Tidak dapat disangkal dan dipungkiri, jika saat ini kita sedang berada dalam ambang krisis pangan. Setelah beberapa kabar tentang kenaikan produk makanan, seperti : minyak goreng, tempe, cabai, dan lain-lain. Hari ini kita dikejutkan dengan naiknya harga makanan sejuta umat, yakni mi instan.Â
Seperti yang diberitakan dalam Kompas.com, bahwa Menteri Pertanian Syahrul Yasin Limpo mengabarkan, harga mi instan akan naik. Tidak main-main hingga tiga kali lipat. Hal ini, sebagai dampak dari berlanjutnya konflik perang antara Rusia-Ukraina.
Sebagaimana kita ketahui, gandum sebagai bahan utama pembuatan mi diimpor dari Ukraina. Saat ini, sekitar 180 juta ton gandum dari Ukraina tidak dapat disalurkan. Karena, kondisi kegentingan konflik yang semakin memanas. Negara kita sebagai salahsatu yang bergantung pada impor gandum tersebut.
Di Indonesia, kita mengenal Indofood Sukses Makmur Tbk sebagai produsen mi instan yang menguasai pasar konsumen Indonesia.
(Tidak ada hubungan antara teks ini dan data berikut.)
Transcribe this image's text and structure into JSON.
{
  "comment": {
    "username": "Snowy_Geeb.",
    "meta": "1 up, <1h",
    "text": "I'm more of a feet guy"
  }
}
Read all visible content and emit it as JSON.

Secara global, perusahaan ini juga berada pada urutan ke-7 sebagai produsen mi instan terbesar di dunia. Hal ini dapat kita ketahui dari data penjualan yang dirilis oleh Globalnesmire.
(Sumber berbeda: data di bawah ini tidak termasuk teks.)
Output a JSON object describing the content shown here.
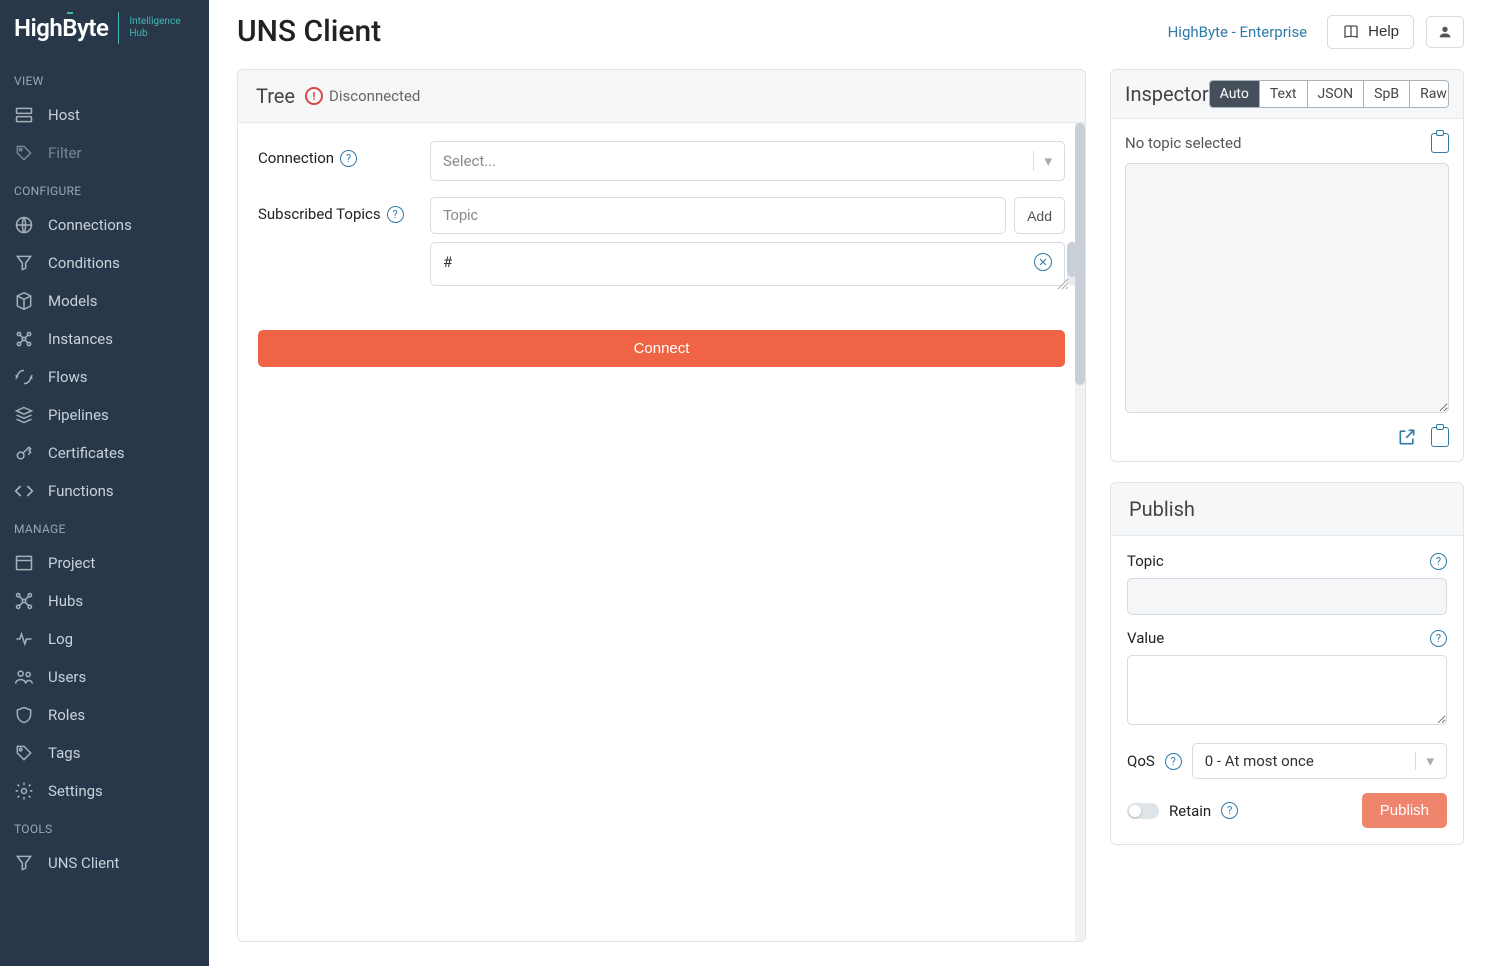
{
  "brand": {
    "name": "HighByte",
    "sub1": "Intelligence",
    "sub2": "Hub"
  },
  "sidebar": {
    "sections": {
      "view": {
        "label": "VIEW",
        "items": [
          {
            "label": "Host",
            "icon": "host"
          },
          {
            "label": "Filter",
            "icon": "tag",
            "dim": true
          }
        ]
      },
      "configure": {
        "label": "CONFIGURE",
        "items": [
          {
            "label": "Connections",
            "icon": "globe"
          },
          {
            "label": "Conditions",
            "icon": "funnel"
          },
          {
            "label": "Models",
            "icon": "cube"
          },
          {
            "label": "Instances",
            "icon": "instances"
          },
          {
            "label": "Flows",
            "icon": "flows"
          },
          {
            "label": "Pipelines",
            "icon": "layers"
          },
          {
            "label": "Certificates",
            "icon": "key"
          },
          {
            "label": "Functions",
            "icon": "code"
          }
        ]
      },
      "manage": {
        "label": "MANAGE",
        "items": [
          {
            "label": "Project",
            "icon": "project"
          },
          {
            "label": "Hubs",
            "icon": "hubs"
          },
          {
            "label": "Log",
            "icon": "log"
          },
          {
            "label": "Users",
            "icon": "users"
          },
          {
            "label": "Roles",
            "icon": "shield"
          },
          {
            "label": "Tags",
            "icon": "tag"
          },
          {
            "label": "Settings",
            "icon": "gear"
          }
        ]
      },
      "tools": {
        "label": "TOOLS",
        "items": [
          {
            "label": "UNS Client",
            "icon": "uns"
          }
        ]
      }
    }
  },
  "topbar": {
    "title": "UNS Client",
    "link": "HighByte - Enterprise",
    "help": "Help"
  },
  "tree": {
    "title": "Tree",
    "status": "Disconnected",
    "connection_label": "Connection",
    "connection_placeholder": "Select...",
    "subscribed_label": "Subscribed Topics",
    "topic_placeholder": "Topic",
    "add_label": "Add",
    "topics": [
      "#"
    ],
    "connect_label": "Connect"
  },
  "inspector": {
    "title": "Inspector",
    "tabs": [
      "Auto",
      "Text",
      "JSON",
      "SpB",
      "Raw"
    ],
    "active_tab": "Auto",
    "no_topic": "No topic selected"
  },
  "publish": {
    "title": "Publish",
    "topic_label": "Topic",
    "value_label": "Value",
    "qos_label": "QoS",
    "qos_value": "0 - At most once",
    "retain_label": "Retain",
    "publish_label": "Publish"
  }
}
Selain itu Indonesia juga merupakan konsumen terbanyak pangsa pasar makanan instan ini. Merujuk pada data dari World Instant Noodles Association (WINA), yang diluncurkan pada tahun 2020 silam. Indonesia menempati posisi kedua, sebagai negara dengan konsumsi mi instan terbanyak di dunia. Wow, luar biasa, ya.
Dampak positif
Menurut saya, ada dampak positif yang harus kita syukuri dari kabar naiknya harga mi instan ini. Pertama, kita sebagai konsumen dapat mengurangi makan mi setiap hari. Karena, mi sekarang bukan lagi makanan berharga murah yang terjangkau kantong. Dengan begitu, kita dapat beralih ke makanan yang lebih murah dan sehat, umpama : memasak sendiri makanan, menanam sayuran, menerapkan food prefare, dan lain-lain. Sehingga, badan kita akan lebih sehat, produktif, dan uang pun tidak habis untuk membeli makanan yang notabene kurang sehat, ya bila dikonsumsi setiap hari.
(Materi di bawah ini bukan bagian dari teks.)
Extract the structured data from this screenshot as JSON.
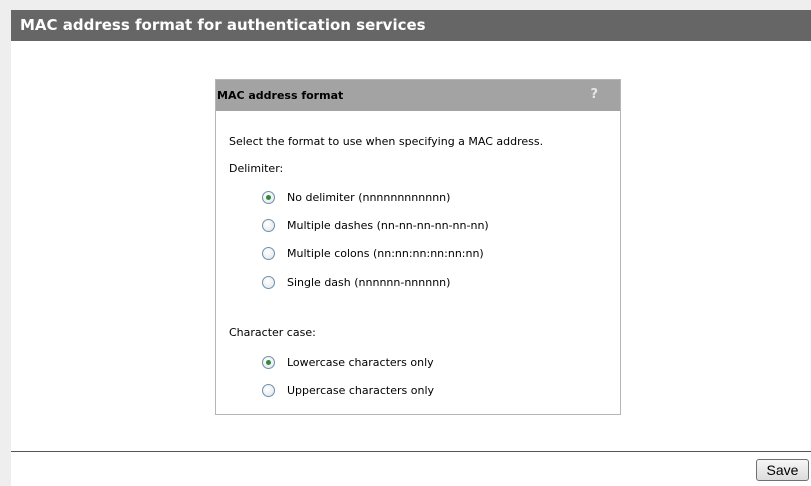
{
  "page": {
    "title": "MAC address format for authentication services"
  },
  "panel": {
    "title": "MAC address format",
    "help_icon": "?",
    "intro": "Select the format to use when specifying a MAC address.",
    "delimiter_label": "Delimiter:",
    "delimiter_options": [
      {
        "label": "No delimiter (nnnnnnnnnnnn)",
        "checked": true
      },
      {
        "label": "Multiple dashes (nn-nn-nn-nn-nn-nn)",
        "checked": false
      },
      {
        "label": "Multiple colons (nn:nn:nn:nn:nn:nn)",
        "checked": false
      },
      {
        "label": "Single dash (nnnnnn-nnnnnn)",
        "checked": false
      }
    ],
    "case_label": "Character case:",
    "case_options": [
      {
        "label": "Lowercase characters only",
        "checked": true
      },
      {
        "label": "Uppercase characters only",
        "checked": false
      }
    ]
  },
  "footer": {
    "save_label": "Save"
  },
  "colors": {
    "title_bar": "#666666",
    "panel_header": "#a3a3a3",
    "radio_checked": "#2e8b3a"
  }
}
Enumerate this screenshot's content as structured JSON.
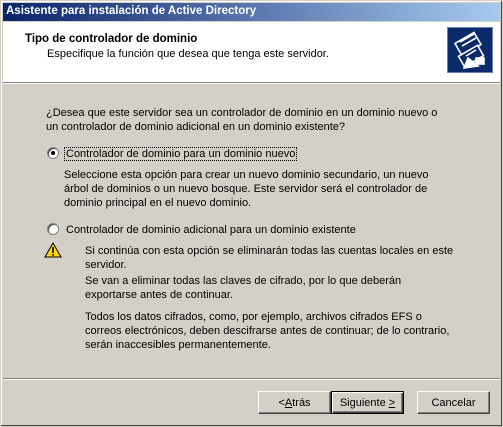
{
  "window": {
    "title": "Asistente para instalación de Active Directory"
  },
  "header": {
    "title": "Tipo de controlador de dominio",
    "subtitle": "Especifique la función que desea que tenga este servidor.",
    "icon": "active-directory-wizard-icon"
  },
  "main": {
    "question": "¿Desea que este servidor sea un controlador de dominio en un dominio nuevo o un controlador de dominio adicional en un dominio existente?",
    "options": [
      {
        "label": "Controlador de dominio para un dominio nuevo",
        "selected": true,
        "description": "Seleccione esta opción para crear un nuevo dominio secundario, un nuevo árbol de dominios o un nuevo bosque. Este servidor será el controlador de dominio principal en el nuevo dominio."
      },
      {
        "label": "Controlador de dominio adicional para un dominio existente",
        "selected": false
      }
    ],
    "warning": {
      "icon": "warning-icon",
      "line1": "Si continúa con esta opción se eliminarán todas las cuentas locales en este servidor.",
      "line2": "Se van a eliminar todas las claves de cifrado, por lo que deberán exportarse antes de continuar.",
      "line3": "Todos los datos cifrados, como, por ejemplo, archivos cifrados EFS o correos electrónicos, deben descifrarse antes de continuar; de lo contrario, serán inaccesibles permanentemente."
    }
  },
  "footer": {
    "back": {
      "pre": "< ",
      "hot": "A",
      "post": "trás"
    },
    "next": {
      "pre": "Siguiente ",
      "hot": ">",
      "post": ""
    },
    "cancel": "Cancelar"
  },
  "colors": {
    "titlebar_start": "#0a246a",
    "titlebar_end": "#a6caf0",
    "face": "#d4d0c8",
    "icon_bg": "#0a2a6a",
    "warning_yellow": "#ffd800"
  }
}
Kedua, ini adalah momentum yang tepat bagi kita untuk melepaskan ketergantungan. Setidaknya, saat mau mengkonsumsi mi setiap hari, bahkan kadang sehari bisa dua atau tiga kali. Maka, kita akan berpikir panjang, "Wah harganya mahal nih, mending uangnya buat beli telur saja, makan sama telur pakai cabe dan kecap, kan enak ... sehat lagi."Â
Ketiga, melatih kita untuk kreatif mencari bahan pangan lain yang bisa diproses menjadi mie yang sehat. Umpama : mie berbahan dasar sayuran. Sudah banyak kan tutorial di Youtube yang menjelaskan cara membuat mi instan sehat dari bayam, kangkung, dan lain-lain. Biasanya, sebuah masalah akan mendatangkan hikmah. Orang Indonesia, biasanya kreatif dan jeli menangkap peluang. Bisa saja, wacana naiknya harga mi instan ini, akan menciptakan pengusaha baru dalam bidang produksi mi. Tentu saja, mi yang lebih sehat, tidak mengandalkan pada bahan gandum, dan harganya bersahabat.
Dampak negatif
Sejauh ini, tidak banyak dampak negatif yang ditimbulkan dari naiknya harga mi instan ini bagi masyarakat. Dilansir dari cnnindonesia.com, bahwa Josua Pardede, sebagai Kepala Ekonom Bank Permata menjelaskan, masyarakat tidak perlu khawatir. Karena, dampak kenaikan harga mi instan terhadap inflasi sangat kecil. Hanya 0,29 persen saja, berbeda dengan inflasi yang diakibatkan oleh harga pangan utama seperti : beras, minyak goreng, daging sapi, telur, dan lain-lain.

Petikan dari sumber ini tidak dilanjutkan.